Christmas is here once again and like all Christmas' past I feel myself stumbling and meandering from one party to the next. Juggling family and friends in an attempt to fit everything into the holiday season.
While I may sound pessimistic towards Christmas I actually do enjoy the holidays and what it all means. Being a Christian I see Christmas as the season that we celebrate the birth of Christ and what that means to have a savior. That is the things that I remember and try to share with others often when they ask what I am thankful for over the last year.
I detract more from the gift giving since my wife is more inclined to giving gifts. She enjoys seeing what people will think of her creativity in getting them the perfect gift.
Before I was married it seemed much easier to juggle the holidays. Now having been married for a little over two years the hectic schedules and juggling have gotten worse. Deep breathe. The sanity of the Christmas holidays can be summed up in one word, hazy. Too many things and gifts to remember that you lose track. I've been caught several times leaning over saying to one my nieces or nephews, "Wow! That's a pretty awesome gift.
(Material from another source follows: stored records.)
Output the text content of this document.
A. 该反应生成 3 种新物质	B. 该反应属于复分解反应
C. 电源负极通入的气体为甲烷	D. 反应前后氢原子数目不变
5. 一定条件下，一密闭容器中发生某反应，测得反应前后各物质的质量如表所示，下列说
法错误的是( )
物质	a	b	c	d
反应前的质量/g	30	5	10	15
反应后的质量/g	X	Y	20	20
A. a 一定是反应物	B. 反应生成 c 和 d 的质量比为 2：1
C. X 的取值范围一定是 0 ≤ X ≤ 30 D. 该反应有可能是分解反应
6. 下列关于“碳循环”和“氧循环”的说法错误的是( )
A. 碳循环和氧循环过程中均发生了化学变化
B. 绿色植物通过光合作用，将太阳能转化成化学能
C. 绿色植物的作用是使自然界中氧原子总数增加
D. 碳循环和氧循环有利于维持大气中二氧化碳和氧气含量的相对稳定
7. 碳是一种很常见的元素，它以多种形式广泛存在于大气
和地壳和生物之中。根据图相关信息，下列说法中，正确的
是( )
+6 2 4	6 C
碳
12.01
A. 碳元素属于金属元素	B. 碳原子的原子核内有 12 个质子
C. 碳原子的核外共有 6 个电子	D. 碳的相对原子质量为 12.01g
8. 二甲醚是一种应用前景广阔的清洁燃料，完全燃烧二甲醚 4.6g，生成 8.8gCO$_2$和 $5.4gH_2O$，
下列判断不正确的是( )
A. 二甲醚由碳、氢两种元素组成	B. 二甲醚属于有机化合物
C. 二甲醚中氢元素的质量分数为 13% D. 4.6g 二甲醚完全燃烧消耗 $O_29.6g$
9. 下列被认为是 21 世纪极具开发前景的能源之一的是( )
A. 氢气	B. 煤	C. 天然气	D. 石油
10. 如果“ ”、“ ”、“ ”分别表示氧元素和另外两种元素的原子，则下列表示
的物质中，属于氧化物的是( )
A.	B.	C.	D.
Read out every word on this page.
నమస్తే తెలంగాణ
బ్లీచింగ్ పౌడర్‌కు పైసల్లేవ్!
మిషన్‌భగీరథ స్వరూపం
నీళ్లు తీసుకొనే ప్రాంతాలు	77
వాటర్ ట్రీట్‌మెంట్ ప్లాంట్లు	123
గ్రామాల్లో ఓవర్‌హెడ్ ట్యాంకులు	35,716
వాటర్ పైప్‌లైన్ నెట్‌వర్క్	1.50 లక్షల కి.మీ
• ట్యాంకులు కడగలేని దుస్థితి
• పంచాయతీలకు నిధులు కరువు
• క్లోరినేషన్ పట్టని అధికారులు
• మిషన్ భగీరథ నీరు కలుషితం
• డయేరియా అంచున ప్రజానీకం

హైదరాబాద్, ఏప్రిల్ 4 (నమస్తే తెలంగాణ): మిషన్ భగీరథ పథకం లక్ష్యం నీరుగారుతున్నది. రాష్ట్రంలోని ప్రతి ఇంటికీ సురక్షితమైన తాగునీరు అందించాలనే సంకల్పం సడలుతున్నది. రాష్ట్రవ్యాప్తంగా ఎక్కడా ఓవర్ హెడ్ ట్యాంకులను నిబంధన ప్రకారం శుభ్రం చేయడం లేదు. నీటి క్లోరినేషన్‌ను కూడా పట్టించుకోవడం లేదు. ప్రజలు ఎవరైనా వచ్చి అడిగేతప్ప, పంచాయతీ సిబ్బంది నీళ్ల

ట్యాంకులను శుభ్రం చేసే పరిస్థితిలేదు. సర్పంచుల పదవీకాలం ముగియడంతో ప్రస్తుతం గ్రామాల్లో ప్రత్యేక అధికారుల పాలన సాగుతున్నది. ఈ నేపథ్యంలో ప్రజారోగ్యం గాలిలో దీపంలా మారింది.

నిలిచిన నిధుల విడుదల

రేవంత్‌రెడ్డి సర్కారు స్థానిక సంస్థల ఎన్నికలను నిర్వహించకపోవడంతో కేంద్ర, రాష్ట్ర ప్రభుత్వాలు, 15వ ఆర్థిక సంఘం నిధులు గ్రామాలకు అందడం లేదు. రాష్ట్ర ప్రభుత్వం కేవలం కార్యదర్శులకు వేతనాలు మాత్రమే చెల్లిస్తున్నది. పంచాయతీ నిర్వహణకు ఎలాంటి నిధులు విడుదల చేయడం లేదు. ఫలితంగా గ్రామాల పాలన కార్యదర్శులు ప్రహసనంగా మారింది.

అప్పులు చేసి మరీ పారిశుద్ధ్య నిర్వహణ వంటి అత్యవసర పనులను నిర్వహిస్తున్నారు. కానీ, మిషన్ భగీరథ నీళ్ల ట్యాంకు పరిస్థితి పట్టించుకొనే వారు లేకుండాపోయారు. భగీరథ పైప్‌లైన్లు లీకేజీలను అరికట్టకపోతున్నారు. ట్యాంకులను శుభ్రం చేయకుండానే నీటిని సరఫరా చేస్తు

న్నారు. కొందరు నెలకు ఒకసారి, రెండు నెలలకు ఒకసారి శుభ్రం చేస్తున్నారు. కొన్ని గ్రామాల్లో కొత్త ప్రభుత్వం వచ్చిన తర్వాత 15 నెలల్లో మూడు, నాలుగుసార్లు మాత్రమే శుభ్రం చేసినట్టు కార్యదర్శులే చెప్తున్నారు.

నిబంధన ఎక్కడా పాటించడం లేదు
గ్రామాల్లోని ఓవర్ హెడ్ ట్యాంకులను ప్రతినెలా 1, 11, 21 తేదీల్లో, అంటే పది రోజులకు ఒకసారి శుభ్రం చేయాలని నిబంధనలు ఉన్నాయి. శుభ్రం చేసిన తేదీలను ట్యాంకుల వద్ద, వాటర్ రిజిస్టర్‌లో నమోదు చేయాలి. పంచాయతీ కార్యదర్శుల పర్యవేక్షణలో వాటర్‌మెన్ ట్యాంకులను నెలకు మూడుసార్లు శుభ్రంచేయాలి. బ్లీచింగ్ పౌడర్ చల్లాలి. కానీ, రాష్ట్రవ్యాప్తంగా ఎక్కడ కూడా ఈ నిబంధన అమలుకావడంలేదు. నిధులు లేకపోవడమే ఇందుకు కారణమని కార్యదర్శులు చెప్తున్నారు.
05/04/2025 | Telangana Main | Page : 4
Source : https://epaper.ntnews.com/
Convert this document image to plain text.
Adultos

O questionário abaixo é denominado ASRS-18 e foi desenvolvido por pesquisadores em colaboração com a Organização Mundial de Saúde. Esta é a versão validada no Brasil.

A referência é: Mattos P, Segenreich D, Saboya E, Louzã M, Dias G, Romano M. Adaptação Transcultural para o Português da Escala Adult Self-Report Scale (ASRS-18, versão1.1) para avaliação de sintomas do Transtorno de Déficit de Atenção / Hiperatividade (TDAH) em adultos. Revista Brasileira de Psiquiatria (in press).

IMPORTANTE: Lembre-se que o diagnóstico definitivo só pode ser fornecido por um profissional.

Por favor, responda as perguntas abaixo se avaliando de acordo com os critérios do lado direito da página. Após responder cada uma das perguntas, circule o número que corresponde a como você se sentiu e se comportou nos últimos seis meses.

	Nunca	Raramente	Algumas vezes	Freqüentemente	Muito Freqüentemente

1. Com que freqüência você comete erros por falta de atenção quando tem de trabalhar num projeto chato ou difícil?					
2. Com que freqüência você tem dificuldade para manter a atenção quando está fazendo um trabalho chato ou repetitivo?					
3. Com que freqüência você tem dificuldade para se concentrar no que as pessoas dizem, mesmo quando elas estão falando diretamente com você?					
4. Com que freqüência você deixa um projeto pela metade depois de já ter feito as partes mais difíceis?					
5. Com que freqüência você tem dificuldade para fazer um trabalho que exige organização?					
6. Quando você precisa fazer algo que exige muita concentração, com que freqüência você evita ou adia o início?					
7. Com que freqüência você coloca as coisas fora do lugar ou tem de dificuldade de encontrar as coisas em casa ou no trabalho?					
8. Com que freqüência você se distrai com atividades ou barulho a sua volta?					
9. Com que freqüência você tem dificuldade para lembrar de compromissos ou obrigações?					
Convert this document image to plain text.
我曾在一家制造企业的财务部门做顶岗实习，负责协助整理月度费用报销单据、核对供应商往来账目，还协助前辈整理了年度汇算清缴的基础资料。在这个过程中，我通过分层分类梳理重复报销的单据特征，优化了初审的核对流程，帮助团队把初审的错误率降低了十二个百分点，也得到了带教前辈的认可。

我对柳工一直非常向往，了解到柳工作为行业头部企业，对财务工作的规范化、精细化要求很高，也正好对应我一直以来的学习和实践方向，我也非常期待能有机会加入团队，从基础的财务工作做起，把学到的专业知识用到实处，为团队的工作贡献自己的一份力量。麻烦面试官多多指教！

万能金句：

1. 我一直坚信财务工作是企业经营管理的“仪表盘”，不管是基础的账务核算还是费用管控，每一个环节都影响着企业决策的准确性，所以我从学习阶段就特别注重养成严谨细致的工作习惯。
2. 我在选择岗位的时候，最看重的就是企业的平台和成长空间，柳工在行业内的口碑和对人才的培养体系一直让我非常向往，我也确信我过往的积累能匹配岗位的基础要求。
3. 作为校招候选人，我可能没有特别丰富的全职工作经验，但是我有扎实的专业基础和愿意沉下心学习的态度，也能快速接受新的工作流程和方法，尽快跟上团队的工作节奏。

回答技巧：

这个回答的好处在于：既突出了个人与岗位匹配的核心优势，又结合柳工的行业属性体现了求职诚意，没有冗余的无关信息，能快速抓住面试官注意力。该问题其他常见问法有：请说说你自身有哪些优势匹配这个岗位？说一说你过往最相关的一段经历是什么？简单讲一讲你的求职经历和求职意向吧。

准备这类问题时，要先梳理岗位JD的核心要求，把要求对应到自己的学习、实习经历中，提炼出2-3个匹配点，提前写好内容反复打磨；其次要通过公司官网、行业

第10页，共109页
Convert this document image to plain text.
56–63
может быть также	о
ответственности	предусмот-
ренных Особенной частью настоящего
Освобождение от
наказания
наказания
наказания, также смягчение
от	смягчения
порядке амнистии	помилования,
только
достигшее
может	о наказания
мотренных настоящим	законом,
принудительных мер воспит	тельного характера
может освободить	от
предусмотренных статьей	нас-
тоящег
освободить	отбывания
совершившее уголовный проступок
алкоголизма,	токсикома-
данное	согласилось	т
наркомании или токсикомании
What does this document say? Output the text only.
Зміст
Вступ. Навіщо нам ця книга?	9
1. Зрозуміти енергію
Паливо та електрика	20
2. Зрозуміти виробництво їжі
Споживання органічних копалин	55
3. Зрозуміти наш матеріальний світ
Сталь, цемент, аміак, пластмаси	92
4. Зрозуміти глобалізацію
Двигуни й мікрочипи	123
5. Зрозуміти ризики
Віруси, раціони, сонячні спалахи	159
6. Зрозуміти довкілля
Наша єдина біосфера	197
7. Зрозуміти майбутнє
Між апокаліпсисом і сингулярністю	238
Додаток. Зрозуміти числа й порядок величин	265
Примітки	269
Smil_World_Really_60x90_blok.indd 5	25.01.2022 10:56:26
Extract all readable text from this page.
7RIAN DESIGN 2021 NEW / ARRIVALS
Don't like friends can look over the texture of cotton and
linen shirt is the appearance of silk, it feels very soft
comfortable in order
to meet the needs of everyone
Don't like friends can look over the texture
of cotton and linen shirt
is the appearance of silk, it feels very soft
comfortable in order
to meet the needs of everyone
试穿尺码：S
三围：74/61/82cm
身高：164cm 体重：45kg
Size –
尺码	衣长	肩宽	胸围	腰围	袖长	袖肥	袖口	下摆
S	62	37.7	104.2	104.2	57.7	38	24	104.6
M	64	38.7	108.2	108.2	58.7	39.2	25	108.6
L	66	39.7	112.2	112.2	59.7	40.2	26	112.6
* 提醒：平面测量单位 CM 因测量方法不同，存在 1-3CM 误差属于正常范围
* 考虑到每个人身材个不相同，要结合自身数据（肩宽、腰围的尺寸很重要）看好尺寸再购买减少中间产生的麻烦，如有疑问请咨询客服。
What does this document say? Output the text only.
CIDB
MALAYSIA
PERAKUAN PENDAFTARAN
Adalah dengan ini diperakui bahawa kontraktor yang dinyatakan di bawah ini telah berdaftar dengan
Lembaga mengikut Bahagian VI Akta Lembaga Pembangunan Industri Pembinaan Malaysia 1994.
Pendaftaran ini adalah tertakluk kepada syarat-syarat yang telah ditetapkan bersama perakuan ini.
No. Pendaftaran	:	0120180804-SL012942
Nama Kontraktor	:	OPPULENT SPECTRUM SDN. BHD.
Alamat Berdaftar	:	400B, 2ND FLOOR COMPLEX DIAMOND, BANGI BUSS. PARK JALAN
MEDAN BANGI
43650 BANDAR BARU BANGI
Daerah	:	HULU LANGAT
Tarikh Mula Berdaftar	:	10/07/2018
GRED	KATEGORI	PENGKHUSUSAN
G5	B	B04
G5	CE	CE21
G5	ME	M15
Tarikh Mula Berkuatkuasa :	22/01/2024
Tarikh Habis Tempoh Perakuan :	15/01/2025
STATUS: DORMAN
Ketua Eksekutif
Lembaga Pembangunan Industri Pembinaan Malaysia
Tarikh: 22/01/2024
Who got you that?", only to be nudged by my wife, as she says, "We did!" If you know me then you already know that I will forget anything and everything if I do not keep write it down. Saying to myself and others that during the holidays I am brain dead seems to help alleviate this concern.
Through all the parties and dinners that we have planned this year I am making it my vow to make it through the two-day gauntlet. During the month of November I wrote the first half of my first "real" novel, while I doubt I will finish it before the new year I know that at least I want to have the battle plan in place for the month of January where I sit down every night to write at least two-thousand words a day. The procrastination stops here as I finally move from "almost" into feeling "accomplished".